Today I gave an informal seminar on decision making (in a Bayesian context) in the "Applications of Machine Learning in Astronomy" course led by Coryn Bailer-Jones (MPIA). It forced me to write down what I think about this subject and why I think it is important. I don't think I conveyed, however, why making decisions controlled by an explicit utility matrix is better than just making uncontrolled decisions.
On a related note, Joe Hennawi (MPIA) and I discussed quasar target selection for SDSS-III at length, yesterday and today. Today our subject was hypothesis testing (star vs quasar) using not just colors but also variability.
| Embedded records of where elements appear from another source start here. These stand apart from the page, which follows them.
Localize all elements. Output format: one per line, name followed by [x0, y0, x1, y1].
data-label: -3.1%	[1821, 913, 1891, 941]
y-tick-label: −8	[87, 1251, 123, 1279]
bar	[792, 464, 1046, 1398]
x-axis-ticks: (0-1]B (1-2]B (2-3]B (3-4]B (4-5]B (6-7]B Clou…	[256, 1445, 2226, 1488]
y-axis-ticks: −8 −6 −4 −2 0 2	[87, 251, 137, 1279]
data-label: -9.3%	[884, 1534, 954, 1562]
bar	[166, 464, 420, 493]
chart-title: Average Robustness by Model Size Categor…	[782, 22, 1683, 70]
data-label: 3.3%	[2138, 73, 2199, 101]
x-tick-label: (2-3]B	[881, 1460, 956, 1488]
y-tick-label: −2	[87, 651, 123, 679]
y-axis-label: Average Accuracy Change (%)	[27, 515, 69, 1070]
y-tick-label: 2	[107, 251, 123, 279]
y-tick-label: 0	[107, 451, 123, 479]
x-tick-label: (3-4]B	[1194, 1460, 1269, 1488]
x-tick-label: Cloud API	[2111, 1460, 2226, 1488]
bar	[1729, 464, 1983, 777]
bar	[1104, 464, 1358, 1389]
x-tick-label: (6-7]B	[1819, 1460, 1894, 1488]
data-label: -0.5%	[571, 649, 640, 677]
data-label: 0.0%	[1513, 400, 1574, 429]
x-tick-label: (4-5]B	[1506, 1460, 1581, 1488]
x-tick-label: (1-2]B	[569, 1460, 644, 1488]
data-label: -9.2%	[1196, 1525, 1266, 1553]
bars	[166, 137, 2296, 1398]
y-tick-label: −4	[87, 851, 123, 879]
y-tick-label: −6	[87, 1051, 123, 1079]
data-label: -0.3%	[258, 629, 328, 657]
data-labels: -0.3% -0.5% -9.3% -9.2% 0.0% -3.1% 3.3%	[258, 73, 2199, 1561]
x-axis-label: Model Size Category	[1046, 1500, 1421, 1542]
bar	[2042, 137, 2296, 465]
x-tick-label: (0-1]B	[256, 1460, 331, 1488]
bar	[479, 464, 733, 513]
Choosing targets for spectroscopy ought to be a perfect application for decision theory, although the SDSS-III target selection code does not, at present, make use of utilities.
In between various writing projects, Wu and I inspected and modified some of her fits of emission lines in our Spitzer spectroscopy of SDSS galaxies. We also had a chat with Schiminovich about them. Wu's project is to understand the mid-infrared and optical lines in general, and also assess whether we can use them to measure the abundances of molecular hydrogen from its direct line emission.
Working on the weekend and today, we finished Koposov's paper on the GD-1 cold stellar stream. His constraints on the Galaxy potential are significant; we have the (formally) best current constraint on the Galaxy circular velocity, and we constrain the flattening of the dark-matter halo (though not at awesome precision). Congratulations, Koposov! It will hit the arXiv within days.
Wu and I finished her thesis chapter / paper on the ultra-low-luminosity dwarf galaxies observed with SDSS and Spitzer. Our co-author has one week to respond and then we submit it! Congratulations Ronin.
I worked on abstracts for the Koposov and Wu papers that are being finished now in Heidelberg. Abstracts are the hardest parts of papers and therefore should be written first and constantly tinkered with as the paper is written and revised.
Marshall and I developed a plan to start image modeling, with the goal of finding faint lensing galaxies under the flux of bright, multiply-imaged quasars. This problem is a hard one in ground-based data, but essential if the lenses from PanSTARRS and LSST are going to be properly mined. The project is related to the image modeling projects of Lang and Bovy and myself; Marshall and I are hoping that we can join forces somehow. Among other big issues: Can we believe the surveys' pipeline-output PSF models, or do we have to fit for a set of perturbations or modifications around or away from those outputs? If we do have to fit, what basis functions make most sense?